Since festivalgoers will be there late into the night, they are encouraged to bring pillows, blankets and to wear their pajamas to make the night feel more like a big sleepover. Although it seems long, 220 out of the 280 attendees made it through the whole festival. To keep the crowds primed for the long haul, snacks and drinks were sold all night long.
The sold-out event featured seven films in a diverse range of genres including short films like “Pickle,” animated films like “My Entire High School Sinking into the Sea” and some larger budget movies like “The Autopsy of Jane Doe.”
“The films are a combination of what hasn’t been released in Santa Cruz [and] what’s coming up,” Griffin said. “We try to avoid playing big movies at the festival because there is no sense of discovery if everyone’s already going to see it anyway.”

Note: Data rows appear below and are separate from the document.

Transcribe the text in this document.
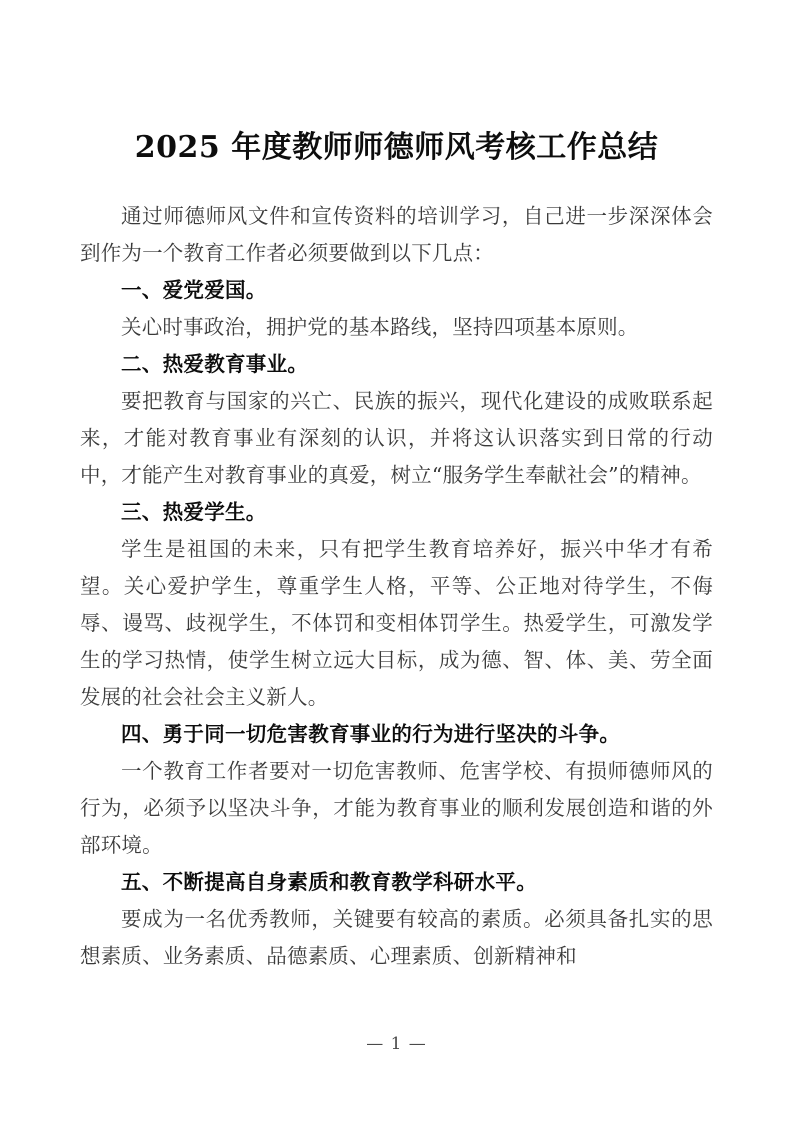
2025 年度教师师德师风考核工作总结

通过师德师风文件和宣传资料的培训学习，自己进一步深深体会到作为一个教育工作者必须要做到以下几点：

一、爱党爱国。

关心时事政治，拥护党的基本路线，坚持四项基本原则。

二、热爱教育事业。

要把教育与国家的兴亡、民族的振兴，现代化建设的成败联系起来，才能对教育事业有深刻的认识，并将这认识落实到日常的行动中，才能产生对教育事业的真爱，树立“服务学生奉献社会”的精神。

三、热爱学生。

学生是祖国的未来，只有把学生教育培养好，振兴中华才有希望。关心爱护学生，尊重学生人格，平等、公正地对待学生，不侮辱、谩骂、歧视学生，不体罚和变相体罚学生。热爱学生，可激发学生的学习热情，使学生树立远大目标，成为德、智、体、美、劳全面发展的社会社会主义新人。

四、勇于同一切危害教育事业的行为进行坚决的斗争。

一个教育工作者要对一切危害教师、危害学校、有损师德师风的行为，必须予以坚决斗争，才能为教育事业的顺利发展创造和谐的外部环境。

五、不断提高自身素质和教育教学科研水平。

要成为一名优秀教师，关键要有较高的素质。必须具备扎实的思想素质、业务素质、品德素质、心理素质、创新精神和

— 1 —
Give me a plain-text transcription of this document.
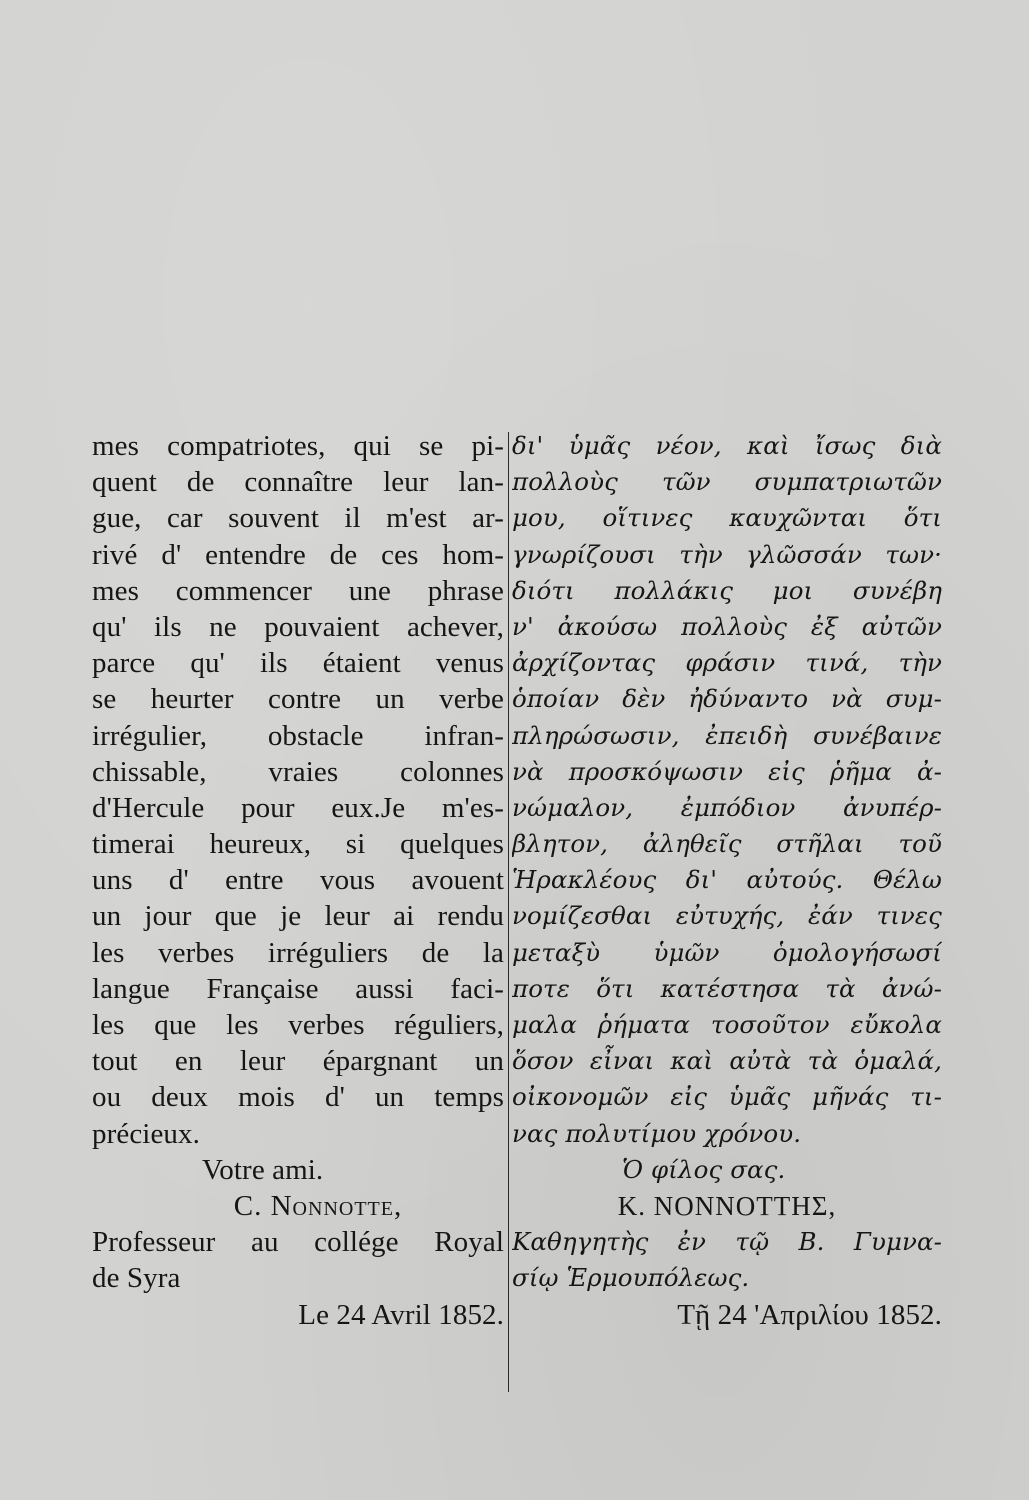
mes compatriotes, qui se pi-
quent de connaître leur lan-
gue, car souvent il m'est ar-
rivé d' entendre de ces hom-
mes commencer une phrase
qu' ils ne pouvaient achever,
parce qu' ils étaient venus
se heurter contre un verbe
irrégulier, obstacle infran-
chissable, vraies colonnes
d'Hercule pour eux.Je m'es-
timerai heureux, si quelques
uns d' entre vous avouent
un jour que je leur ai rendu
les verbes irréguliers de la
langue Française aussi faci-
les que les verbes réguliers,
tout en leur épargnant un
ou deux mois d' un temps
précieux.
Votre ami.
C. Nonnotte,
Professeur au collége Royal
de Syra
Le 24 Avril 1852.
δι' ὑμᾶς νέον, καὶ ἴσως διὰ
πολλοὺς τῶν συμπατριωτῶν
μου, οἵτινες καυχῶνται ὅτι
γνωρίζουσι τὴν γλῶσσάν των·
διότι πολλάκις μοι συνέβη
ν' ἀκούσω πολλοὺς ἐξ αὐτῶν
ἀρχίζοντας φράσιν τινά, τὴν
ὁποίαν δὲν ἠδύναντο νὰ συμ-
πληρώσωσιν, ἐπειδὴ συνέβαινε
νὰ προσκόψωσιν εἰς ῥῆμα ἀ-
νώμαλον, ἐμπόδιον ἀνυπέρ-
βλητον, ἀληθεῖς στῆλαι τοῦ
Ἡρακλέους δι' αὐτούς. Θέλω
νομίζεσθαι εὐτυχής, ἐάν τινες
μεταξὺ ὑμῶν ὁμολογήσωσί
ποτε ὅτι κατέστησα τὰ ἀνώ-
μαλα ῥήματα τοσοῦτον εὔκολα
ὅσον εἶναι καὶ αὐτὰ τὰ ὁμαλά,
οἰκονομῶν εἰς ὑμᾶς μῆνάς τι-
νας πολυτίμου χρόνου.
Ὁ φίλος σας.
Κ. ΝΟΝΝΟΤΤΗΣ,
Καθηγητὴς ἐν τῷ Β. Γυμνα-
σίῳ Ἑρμουπόλεως.
Τῇ 24 'Απριλίου 1852.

One of the hardest parts about organizing the festival is getting film distributors who haven’t worked with the Del Mar to agree to be a part of the event. Mainstream movies have a more difficult time going along with the non-traditional film festival.
“You aren’t advertising the film that you are playing [here],” Griffin said. “It’s a hard idea to get through to the marketing people.”
GKids, an international animated movie distributor, has worked with the Del Mar for 10 years, most recently bringing “My Entire High School Sinking into the Sea” to the festival last Saturday.
“It’s always an uphill battle to get press and marketing attention for independent films when you don’t have thousands of theaters, billboards or ads on TV,” said GKids President David Jesteadt. “Another big challenge is just the number of movies released these days. You have dozens of new movies released every week, since it’s cheaper and easier to make a movie than ever before, which is both a good and bad thing.”
The animated comedy “My Entire High School Sinking into the Sea” will open at the Del Mar in May, having already created intrigue through its festival showing.
“Santa Cruz is actually one of the best cities for our films, where we see ticket sales equivalent to cities and theaters that are much larger,” Jesteadt said. “I think the local audience is just particularly great and attuned to what makes our films special and is interested in trying something new, even if it’s animation, which is so often unfairly pigeonholed as being just for kids.”
With popular events like the festival and midnight movies, Santa Cruz continues to express enthusiasm for film. Second-year student Dan Jeffrey attended the festival the previous year as it is a tradition between his friends, who have been participating for even longer. Because the audience doesn’t know what’s being played beforehand, they get to experience each movie together for the first time.
“The good films are a good part, but the most fun is when there’s a really terrible or just weird film and the entertainment instead becomes the audience’s running commentary,” Jeffrey said. “The bad films can be the most memorable because you get to share the horrendous experience with a room full of sleep-deprived strangers.”